25 Nov 2016
EU COMMISSION MUST ACT AS NITROGEN MANUFACTURERS PUSH THROUGH UNJUSTIFIED PRICE INCREASES – COUGHLANGrain, IFA in Brussels, Inputs
IFA Inputs Project Team Leader John Coughlan has said that leading European nitrogen manufacturers are attempting to push through unjustified further price increases in recent days for CAN and AN (ammonium nitrate) at a time when gas prices, which constitute 70% to 80% of the production, costs remain on the floor.
John Coughlan said the EU Commission must move immediately to remove anti-dumping duties on AN and customs tariffs on non-EU fertiliser imports to introduce much needed competition in the European fertiliser market as family farm incomes across all commodity sectors remain on the floor.
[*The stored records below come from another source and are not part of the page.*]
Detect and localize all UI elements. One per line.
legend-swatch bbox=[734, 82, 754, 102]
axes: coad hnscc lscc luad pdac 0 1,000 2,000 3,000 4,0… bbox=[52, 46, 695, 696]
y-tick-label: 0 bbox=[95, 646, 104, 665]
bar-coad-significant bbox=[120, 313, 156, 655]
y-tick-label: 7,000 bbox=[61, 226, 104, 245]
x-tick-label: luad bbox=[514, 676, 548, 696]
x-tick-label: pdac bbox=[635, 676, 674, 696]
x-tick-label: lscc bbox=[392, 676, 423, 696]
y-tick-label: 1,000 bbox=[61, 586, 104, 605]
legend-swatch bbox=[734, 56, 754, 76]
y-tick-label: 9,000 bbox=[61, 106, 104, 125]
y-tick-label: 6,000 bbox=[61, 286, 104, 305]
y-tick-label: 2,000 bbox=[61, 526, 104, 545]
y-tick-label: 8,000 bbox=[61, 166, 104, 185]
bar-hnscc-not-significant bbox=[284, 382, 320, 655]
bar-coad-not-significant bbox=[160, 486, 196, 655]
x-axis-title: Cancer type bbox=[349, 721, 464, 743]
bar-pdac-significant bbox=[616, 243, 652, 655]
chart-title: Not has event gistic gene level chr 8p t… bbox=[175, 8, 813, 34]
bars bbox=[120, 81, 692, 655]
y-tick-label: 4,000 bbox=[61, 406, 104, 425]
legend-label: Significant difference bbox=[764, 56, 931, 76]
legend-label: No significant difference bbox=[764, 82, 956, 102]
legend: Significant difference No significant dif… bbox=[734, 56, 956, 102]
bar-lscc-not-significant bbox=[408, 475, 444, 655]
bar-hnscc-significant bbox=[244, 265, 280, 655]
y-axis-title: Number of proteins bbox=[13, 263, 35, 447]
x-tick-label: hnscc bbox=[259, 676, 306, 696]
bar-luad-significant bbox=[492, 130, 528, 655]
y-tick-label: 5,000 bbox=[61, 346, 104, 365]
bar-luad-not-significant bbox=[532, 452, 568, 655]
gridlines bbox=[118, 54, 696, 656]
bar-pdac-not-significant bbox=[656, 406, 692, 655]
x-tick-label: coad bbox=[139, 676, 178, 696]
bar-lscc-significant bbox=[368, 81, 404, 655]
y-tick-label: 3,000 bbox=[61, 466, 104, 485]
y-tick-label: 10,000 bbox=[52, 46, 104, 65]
“There is an onus on the EU Commission to take immediate action. Fertiliser is the third highest cost for EU farmers. In addition, major EU fertiliser manufactures have made very significant profits in recent years, which far exceed industry norms when benchmarked against other world manufacturers. This is due to the protection afforded by the imposition by the EU of customs tariffs and anti-dumping, which are in existence since 1995 – an unprecedented length of time. These tariffs and anti-dumping duties have enabled European manufacturers to set internal fertiliser prices at inflated price levels costing EU farmers, according to an IFA commissioned IFPRI report – an additional €1billion per annum.
“The EU fertiliser market is clearly dysfunctional as product prices do not obey the laws of supply and demand nor have they tracked the collapse in the main raw material used, namely gas.
“On foot of the latest unwarranted price increases by Yara for AN and CAN prices of €27/t and €23/t respectively, DG Competition must also instigate an investigation into the EU fertiliser industry. Major manufacturers very effectively use price signalling to indicate imminent upward price movement. IFPRI in its recent report into the operation of the EU market said that ‘Based on the observed data, prices in Western European countries actually increased by 123%, while prices in Brazil decreased by 65%; this further suggests that additional factors, such as price fixing and cartels, might be operating in highly concentrated markets such as Western Europe and calls for the need to further examine pricing behaviour and potential market power exertion in the industry.”